Luttig also rejected the Justice Department's transfer request because he believes the Padilla case involves issues of "sufficient national importance as to warrant consideration by the Supreme Court, even if that consideration concludes only in a denial of certiorari." And he implored federal lawyers to understand that their recent actions in the case "have left not only the impression that Padilla may have been held for these years, even if justifiably, by mistake — an impression we would have thought the government could ill afford to leave extent."

Luttig means here that even he, an ideological ally to this administration, cannot believe how little the White House seems to care about the perceptions it has created among federal judges by its cavalier attitude toward the courts. Government attorneys, Luttig wrote "have left the impression that the government may even have come to the belief that the principle in reliance upon which it has detained Padilla for this time…can, in the end, yield to expediency with little or no cost to its conduct of the war against terror — an impression we would have thought the government likewise could ill afford to leave extent."

The executive branch's schizophrenic and arrogant conduct in the Padilla case, Luttig warned, had created negative "impressions" that may "ultimately prove" to leave a "substantial cost to the government's credibility before the courts, to whom it will one day need to argue again in support of a principle of assertedly like importance and necessity to the one it seems to abandon today." In regular-people speak, that's a prominent federal appeals court judge telling federal attorneys of his own political persuasion that they should stop jerking around the justice system in the name of fighting terrorism.

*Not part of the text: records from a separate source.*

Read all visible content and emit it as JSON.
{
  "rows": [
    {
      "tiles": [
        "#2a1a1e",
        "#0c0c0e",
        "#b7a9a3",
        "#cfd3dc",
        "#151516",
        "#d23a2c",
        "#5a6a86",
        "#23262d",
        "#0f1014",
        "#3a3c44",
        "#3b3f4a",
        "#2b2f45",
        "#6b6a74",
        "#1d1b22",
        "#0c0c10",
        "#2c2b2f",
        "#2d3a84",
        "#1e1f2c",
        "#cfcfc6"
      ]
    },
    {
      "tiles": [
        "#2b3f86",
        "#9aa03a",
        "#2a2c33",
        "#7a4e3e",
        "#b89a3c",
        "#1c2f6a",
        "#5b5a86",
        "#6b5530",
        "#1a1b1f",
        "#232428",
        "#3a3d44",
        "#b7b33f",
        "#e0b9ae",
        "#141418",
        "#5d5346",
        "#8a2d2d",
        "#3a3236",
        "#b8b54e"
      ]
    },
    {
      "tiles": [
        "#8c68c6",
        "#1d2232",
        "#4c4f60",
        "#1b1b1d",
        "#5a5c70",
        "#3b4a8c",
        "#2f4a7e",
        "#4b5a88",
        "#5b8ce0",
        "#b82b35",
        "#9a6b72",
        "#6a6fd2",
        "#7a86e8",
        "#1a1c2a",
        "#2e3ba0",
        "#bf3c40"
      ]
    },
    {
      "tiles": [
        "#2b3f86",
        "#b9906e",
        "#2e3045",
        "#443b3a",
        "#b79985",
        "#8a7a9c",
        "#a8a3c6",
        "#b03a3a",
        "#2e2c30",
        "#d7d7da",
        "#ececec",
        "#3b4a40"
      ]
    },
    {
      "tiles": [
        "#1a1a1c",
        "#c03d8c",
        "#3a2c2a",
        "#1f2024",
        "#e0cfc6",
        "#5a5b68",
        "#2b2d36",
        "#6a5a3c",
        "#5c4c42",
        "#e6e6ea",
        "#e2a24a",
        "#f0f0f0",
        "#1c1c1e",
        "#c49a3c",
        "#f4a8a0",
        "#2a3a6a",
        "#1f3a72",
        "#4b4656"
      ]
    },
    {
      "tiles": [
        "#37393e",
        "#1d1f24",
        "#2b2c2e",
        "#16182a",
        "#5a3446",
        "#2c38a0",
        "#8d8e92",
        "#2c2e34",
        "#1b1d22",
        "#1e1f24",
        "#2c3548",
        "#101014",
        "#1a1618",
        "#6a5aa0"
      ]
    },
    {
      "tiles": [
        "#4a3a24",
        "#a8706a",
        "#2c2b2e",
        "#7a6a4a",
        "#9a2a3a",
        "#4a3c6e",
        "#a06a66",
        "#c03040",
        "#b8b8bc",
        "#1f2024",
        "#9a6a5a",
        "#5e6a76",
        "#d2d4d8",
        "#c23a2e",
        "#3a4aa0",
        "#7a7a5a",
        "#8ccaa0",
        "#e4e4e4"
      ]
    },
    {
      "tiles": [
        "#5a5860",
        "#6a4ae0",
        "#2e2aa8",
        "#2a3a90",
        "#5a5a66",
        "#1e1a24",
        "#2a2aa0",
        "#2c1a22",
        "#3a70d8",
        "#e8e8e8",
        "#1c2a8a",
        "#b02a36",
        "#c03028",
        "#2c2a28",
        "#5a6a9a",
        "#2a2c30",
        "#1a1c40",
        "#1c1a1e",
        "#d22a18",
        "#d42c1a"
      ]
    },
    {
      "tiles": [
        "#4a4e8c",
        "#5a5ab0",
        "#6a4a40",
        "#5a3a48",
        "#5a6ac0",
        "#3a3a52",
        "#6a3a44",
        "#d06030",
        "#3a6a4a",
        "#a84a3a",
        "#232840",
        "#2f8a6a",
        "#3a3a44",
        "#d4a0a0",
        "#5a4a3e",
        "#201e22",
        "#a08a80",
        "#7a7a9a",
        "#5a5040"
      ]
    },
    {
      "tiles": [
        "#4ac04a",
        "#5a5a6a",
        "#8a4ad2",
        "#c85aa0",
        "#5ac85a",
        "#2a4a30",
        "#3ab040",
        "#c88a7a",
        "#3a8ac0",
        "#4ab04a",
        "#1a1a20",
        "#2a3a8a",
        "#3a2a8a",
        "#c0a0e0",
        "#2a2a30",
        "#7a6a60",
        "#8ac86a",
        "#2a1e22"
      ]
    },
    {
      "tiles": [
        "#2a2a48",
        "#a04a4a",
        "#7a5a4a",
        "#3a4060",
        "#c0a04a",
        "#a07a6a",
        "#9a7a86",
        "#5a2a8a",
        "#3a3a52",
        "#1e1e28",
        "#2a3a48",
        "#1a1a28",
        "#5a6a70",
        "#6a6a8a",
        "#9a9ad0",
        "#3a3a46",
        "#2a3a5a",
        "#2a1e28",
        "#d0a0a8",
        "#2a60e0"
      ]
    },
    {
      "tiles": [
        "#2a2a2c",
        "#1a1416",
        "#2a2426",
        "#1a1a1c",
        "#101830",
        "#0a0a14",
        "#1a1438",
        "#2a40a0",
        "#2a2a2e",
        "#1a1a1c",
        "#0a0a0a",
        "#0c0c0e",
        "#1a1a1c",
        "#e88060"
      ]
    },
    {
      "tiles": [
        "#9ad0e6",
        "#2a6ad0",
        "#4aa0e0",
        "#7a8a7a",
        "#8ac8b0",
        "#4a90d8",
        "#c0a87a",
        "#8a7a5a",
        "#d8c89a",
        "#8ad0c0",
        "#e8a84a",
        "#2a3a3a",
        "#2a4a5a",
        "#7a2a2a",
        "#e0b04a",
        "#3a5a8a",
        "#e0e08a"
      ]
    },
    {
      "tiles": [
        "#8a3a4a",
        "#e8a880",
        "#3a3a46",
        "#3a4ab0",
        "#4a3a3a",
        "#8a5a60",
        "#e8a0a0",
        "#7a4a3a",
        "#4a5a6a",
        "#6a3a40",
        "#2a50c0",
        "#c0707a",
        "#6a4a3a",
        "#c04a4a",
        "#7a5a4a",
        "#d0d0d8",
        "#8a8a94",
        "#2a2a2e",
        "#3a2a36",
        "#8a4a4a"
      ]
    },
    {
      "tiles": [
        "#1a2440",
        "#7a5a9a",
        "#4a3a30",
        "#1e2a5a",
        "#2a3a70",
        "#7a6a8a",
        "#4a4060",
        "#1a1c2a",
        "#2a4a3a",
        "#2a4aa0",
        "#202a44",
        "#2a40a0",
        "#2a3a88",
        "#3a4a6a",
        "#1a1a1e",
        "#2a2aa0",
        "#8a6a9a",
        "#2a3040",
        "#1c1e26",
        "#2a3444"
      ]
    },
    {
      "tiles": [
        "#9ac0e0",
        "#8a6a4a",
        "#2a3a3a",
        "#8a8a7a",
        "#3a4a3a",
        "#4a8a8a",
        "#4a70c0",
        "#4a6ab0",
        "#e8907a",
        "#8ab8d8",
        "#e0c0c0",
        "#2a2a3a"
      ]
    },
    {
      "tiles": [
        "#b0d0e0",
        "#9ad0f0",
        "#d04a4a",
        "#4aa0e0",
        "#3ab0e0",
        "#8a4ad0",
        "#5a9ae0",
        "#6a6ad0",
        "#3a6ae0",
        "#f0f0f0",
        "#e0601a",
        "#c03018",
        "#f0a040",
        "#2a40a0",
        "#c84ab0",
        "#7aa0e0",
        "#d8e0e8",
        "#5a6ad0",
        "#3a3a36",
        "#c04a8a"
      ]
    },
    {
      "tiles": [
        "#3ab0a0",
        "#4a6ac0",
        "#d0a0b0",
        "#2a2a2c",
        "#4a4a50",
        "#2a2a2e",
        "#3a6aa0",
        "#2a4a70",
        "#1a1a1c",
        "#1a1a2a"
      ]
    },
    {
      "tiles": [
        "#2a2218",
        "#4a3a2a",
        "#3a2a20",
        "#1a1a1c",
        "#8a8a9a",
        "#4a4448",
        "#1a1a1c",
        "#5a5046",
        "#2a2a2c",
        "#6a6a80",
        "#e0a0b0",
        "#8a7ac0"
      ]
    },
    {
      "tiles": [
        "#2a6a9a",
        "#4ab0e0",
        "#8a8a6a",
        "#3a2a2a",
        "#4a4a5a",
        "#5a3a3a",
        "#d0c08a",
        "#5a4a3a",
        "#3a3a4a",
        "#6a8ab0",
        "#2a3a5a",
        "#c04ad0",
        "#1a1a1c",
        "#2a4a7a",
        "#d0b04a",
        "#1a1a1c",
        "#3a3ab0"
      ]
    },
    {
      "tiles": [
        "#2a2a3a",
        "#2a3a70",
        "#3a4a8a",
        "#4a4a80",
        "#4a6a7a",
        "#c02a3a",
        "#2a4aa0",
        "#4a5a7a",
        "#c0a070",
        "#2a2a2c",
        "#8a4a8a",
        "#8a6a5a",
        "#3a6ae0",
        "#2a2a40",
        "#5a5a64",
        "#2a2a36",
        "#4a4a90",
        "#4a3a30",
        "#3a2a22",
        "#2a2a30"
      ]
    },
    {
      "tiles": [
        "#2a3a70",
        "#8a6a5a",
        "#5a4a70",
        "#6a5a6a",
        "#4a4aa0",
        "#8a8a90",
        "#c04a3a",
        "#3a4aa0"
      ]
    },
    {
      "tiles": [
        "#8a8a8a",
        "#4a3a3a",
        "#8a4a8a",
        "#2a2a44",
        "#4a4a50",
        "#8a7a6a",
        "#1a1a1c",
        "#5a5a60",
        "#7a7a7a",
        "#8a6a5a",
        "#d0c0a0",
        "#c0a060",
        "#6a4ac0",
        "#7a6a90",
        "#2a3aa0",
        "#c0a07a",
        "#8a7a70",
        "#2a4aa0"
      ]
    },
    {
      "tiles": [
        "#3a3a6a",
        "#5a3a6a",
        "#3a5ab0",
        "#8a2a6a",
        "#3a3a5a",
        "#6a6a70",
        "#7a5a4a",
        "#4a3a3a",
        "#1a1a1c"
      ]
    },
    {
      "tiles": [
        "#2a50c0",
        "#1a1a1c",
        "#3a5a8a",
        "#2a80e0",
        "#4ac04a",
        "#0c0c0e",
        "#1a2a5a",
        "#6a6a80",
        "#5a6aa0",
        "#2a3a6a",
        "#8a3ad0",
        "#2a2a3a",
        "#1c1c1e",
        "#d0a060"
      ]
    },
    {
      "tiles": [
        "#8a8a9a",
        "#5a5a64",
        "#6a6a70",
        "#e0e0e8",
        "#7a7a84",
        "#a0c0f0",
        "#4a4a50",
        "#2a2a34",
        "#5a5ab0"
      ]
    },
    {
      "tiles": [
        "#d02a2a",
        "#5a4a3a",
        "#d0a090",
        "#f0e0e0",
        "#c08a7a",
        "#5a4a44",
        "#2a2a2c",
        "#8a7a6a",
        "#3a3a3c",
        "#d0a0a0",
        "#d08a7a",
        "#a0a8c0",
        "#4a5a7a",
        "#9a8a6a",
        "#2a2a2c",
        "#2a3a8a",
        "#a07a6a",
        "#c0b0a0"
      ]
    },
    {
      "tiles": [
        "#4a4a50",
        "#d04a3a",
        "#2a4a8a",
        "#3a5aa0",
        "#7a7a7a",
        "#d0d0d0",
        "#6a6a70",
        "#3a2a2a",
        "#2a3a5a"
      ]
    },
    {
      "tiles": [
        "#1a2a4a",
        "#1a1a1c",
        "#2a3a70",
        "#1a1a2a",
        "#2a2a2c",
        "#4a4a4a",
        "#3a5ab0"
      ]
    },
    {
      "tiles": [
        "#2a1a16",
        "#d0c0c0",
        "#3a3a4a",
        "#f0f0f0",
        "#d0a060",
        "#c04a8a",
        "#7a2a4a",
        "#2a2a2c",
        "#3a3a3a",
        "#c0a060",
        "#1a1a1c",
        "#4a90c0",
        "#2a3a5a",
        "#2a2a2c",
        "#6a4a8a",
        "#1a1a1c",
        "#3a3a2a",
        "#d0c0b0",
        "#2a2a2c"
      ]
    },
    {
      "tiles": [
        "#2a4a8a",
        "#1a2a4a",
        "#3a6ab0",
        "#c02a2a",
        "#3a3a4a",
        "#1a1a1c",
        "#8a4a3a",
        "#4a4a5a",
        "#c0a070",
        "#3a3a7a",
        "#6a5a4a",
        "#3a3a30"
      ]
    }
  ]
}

Since the terror attacks on America, it is hard to identify a federal judge who has been a better friend to the current administration in its legal front on the war on terror than Luttig. So his harsh words ought to serve as a warning to all of his legal and political friends in power: the courts cannot and will not be used any longer as mere tools to achieve the particular purposes of an administration, even one that is fighting at home against terrorists, real or perceived. Four years ago, the federal courts bent over backward to defer to the bald assertions made by Justice Department lawyers in terror law cases. If those days weren't already over, they are now: Judge Luttig just said so more directly and succinctly than any of his colleagues have yet to date.